Perhaps even more shocking is the number of NASA officials, with frequently faulted figures like William Lucas and Lawrence Mulloy front and center, willing to go on the record here. Their introspection, or lack thereof, is fascinating. And then there's a strong representation from the Rogers Commission, the Reagan-drafted group entrusted with learning the truth about the failed mission. I have no doubt that there are people whom dedicated space-heads will wish the directors could have gotten, but at a 34-year remove from the catastrophe, this is a good and cogent group.

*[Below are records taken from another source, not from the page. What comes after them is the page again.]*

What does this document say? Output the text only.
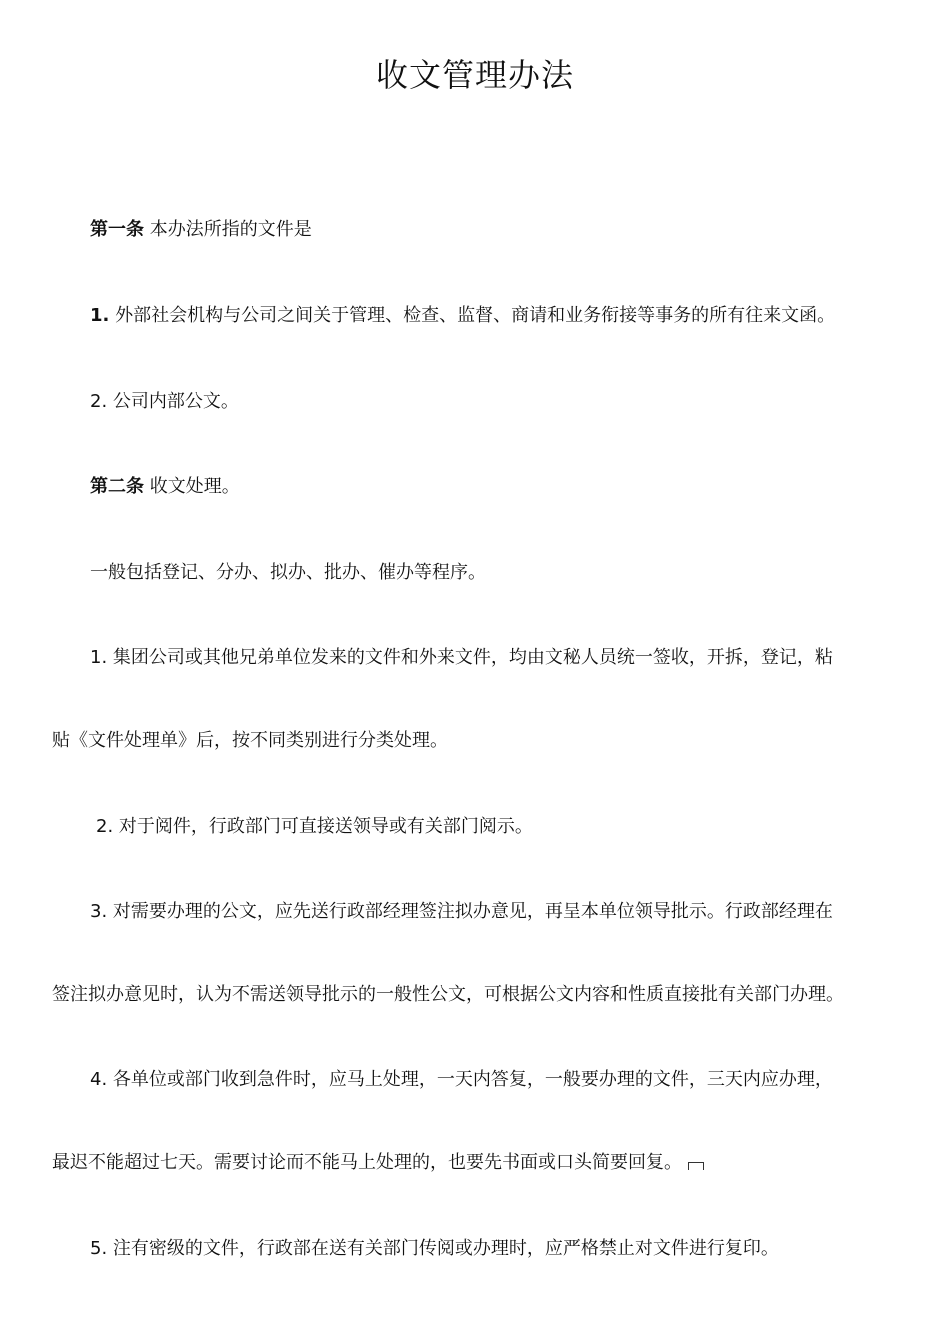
收文管理办法

第一条 本办法所指的文件是

1. 外部社会机构与公司之间关于管理、检查、监督、商请和业务衔接等事务的所有往来文函。

2. 公司内部公文。

第二条 收文处理。

一般包括登记、分办、拟办、批办、催办等程序。

1. 集团公司或其他兄弟单位发来的文件和外来文件，均由文秘人员统一签收，开拆，登记，粘

贴《文件处理单》后，按不同类别进行分类处理。

2. 对于阅件，行政部门可直接送领导或有关部门阅示。

3. 对需要办理的公文，应先送行政部经理签注拟办意见，再呈本单位领导批示。行政部经理在

签注拟办意见时，认为不需送领导批示的一般性公文，可根据公文内容和性质直接批有关部门办理。

4. 各单位或部门收到急件时，应马上处理，一天内答复，一般要办理的文件，三天内应办理，

最迟不能超过七天。需要讨论而不能马上处理的，也要先书面或口头简要回复。

5. 注有密级的文件，行政部在送有关部门传阅或办理时，应严格禁止对文件进行复印。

Other than feeling like even four episodes, with running times of between 42 and 52 minutes, wasn't quite enough, my problems here were mostly quibbles. Like why end the third episode, the one culminating in the launch, with the reaction from Christmas Story star Peter Billingsley rather than one of the widows or children? Yes, he was there at the launch, as a young astronaut program spokesman, but was this really his tragedy? And Billingsley mentioning that if this launch had been successful a kid-in-space would have been next feels like the sort of thing that could benefit from additional NASA corroboration. Ditto the oft-repeated anecdote that there was a briefly considered dream of sending Big Bird into space. Tell me more! Like I said: quibbles.

Generally, Challenger: The Final Flight is an effective time machine, taking me back to a formative moment that I, like so many people, was obsessed with as a child. It's full of emotion and outrage and — lest you fear it's sure to depress you — enough uplift and hope to make it all bearable.

Premieres Wednesday, September 16, on Netflix.